By investing in OpenAI, Microsoft provides the cloud infrastructure required to grow and scale its models. In exchange, Microsoft can license and sell OpenAI’s models.
OpenAI and Microsoft have a unique non-exclusive “open relationship,” as OpenAI supports some of Microsoft’s fiercest rivals, like Salesforce.
Simultaneously, Microsoft is limiting OpenAI’s potential for search engine integration.
OpenAI has discussed licensing options with other search engines. For instance, DuckDuckGo uses ChatGPT to fuel its chatbot DuckAssist. When Microsoft released the new version of Bing, they revised their policies to ramp up costs for search engines that want to integrate generative AI into their products.
How? Because Microsoft licenses its internet search index, and Google doesn’t.
Microsoft and Google are the only two companies that index the entire web. If competitors want to build search engines with generative AI to compete with Bing, Microsoft will increase the costs of using their index.
In addition to competitive frictions, there have been reports of dissatisfaction among Microsoft employees due to reduced expenditure on internal AI projects and OpenAI’s secrecy regarding the inner workings of their models.

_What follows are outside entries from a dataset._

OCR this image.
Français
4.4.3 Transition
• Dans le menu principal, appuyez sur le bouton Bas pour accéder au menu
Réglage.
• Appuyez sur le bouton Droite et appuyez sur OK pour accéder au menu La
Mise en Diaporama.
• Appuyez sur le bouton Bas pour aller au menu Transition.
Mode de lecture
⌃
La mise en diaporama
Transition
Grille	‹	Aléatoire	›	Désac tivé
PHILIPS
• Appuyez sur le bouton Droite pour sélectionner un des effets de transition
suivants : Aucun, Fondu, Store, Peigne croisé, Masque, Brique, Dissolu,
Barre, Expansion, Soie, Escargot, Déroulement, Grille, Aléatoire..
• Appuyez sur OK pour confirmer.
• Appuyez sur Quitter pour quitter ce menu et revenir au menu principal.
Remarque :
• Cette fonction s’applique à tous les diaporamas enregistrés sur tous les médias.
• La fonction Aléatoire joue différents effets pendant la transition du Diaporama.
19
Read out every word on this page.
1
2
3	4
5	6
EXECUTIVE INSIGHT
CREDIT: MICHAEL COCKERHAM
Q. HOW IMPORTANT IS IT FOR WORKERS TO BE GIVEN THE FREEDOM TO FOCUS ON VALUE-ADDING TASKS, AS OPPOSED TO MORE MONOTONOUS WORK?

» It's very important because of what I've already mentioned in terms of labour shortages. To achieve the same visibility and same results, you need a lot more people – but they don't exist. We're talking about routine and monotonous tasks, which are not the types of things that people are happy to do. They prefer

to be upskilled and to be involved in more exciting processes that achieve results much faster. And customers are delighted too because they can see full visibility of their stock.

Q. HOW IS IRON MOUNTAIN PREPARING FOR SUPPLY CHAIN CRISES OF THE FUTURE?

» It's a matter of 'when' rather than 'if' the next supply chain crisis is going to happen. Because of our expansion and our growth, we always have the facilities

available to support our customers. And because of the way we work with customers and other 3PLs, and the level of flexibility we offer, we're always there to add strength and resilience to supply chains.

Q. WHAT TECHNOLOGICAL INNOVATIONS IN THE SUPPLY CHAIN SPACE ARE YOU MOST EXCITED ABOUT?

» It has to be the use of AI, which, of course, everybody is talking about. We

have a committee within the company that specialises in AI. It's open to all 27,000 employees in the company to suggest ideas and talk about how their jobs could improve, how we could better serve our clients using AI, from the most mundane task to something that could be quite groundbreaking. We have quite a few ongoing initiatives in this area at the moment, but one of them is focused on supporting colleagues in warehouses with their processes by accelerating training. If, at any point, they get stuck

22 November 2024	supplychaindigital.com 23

Oren Etzioni, the former CEO of the nonprofit research organization the Allen Institute for Artificial Intelligence, told the WSJ, “What puts them in more of a collision course is both sides need to make money. The conflict is they’ll both be trying to make money with similar products.”
Confusion surrounding the Bing chatbot
When Microsoft was planning to launch its Bing chatbot, OpenAI was still worried the AI wasn’t ready for public use.

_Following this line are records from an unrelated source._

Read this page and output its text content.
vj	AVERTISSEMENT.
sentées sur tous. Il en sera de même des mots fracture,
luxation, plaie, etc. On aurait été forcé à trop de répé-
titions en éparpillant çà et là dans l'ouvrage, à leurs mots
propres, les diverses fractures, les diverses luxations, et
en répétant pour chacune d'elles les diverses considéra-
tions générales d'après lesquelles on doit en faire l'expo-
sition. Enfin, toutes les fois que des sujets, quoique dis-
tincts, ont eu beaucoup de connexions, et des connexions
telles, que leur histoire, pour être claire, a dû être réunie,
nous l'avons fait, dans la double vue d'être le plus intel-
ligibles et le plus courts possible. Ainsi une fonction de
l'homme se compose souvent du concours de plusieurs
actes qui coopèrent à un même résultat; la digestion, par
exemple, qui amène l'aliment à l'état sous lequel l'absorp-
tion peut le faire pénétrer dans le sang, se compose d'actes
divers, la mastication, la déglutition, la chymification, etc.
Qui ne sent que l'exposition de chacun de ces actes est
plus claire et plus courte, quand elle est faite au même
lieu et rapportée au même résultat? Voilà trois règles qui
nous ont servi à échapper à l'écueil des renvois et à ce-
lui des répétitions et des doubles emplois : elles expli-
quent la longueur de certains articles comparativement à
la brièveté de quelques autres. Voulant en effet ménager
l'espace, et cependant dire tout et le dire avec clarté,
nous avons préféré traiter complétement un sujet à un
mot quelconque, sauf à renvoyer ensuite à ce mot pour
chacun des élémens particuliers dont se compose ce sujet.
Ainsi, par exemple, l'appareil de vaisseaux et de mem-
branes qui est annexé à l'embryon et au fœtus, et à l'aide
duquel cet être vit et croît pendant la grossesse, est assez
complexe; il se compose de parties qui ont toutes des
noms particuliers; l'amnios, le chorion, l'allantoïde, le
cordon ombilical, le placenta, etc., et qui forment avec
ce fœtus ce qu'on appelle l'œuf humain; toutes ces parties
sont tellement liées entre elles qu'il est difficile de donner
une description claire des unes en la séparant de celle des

The AI was susceptible to prompt injection attacks that enabled users to manipulate the chatbot, accidentally disclosing company secrets and generating wildly inappropriate responses.
Within hours of launch, New York Times journalist Kevin Roose talked to the chatbot at length and reported it bizarrely told him it loved him and urged him to leave his wife. Others had similar experiences, suggesting OpenAI was right to be hesitant.
Fortunately, it was nothing of the same magnitude as Microsoft’s Tay, a chatbot deployed to social media in 2016 and swiftly deleted after it went on a rampage of racist, sexist, and violent verbal abuse.
Microsoft said they knew the risks of deploying GPT-4 into Bing but felt they were both relatively innocuous and inevitable, as the chatbot would need to align in a real-world environment.
In an interview with Wired, Microsoft CEO Satya Nadella said, “We did not launch Sydney with GPT-4 the first day I saw it because we had to do a lot of work to build a safety harness,” adding “But we also knew we couldn’t do all the alignment in the lab. To align an AI model with the world, you have to align it in the world and not in some simulation.”
OpenAI and Microsoft will remain together for 2023, at least, but it’s far from a perfectly balanced and symbiotic relationship.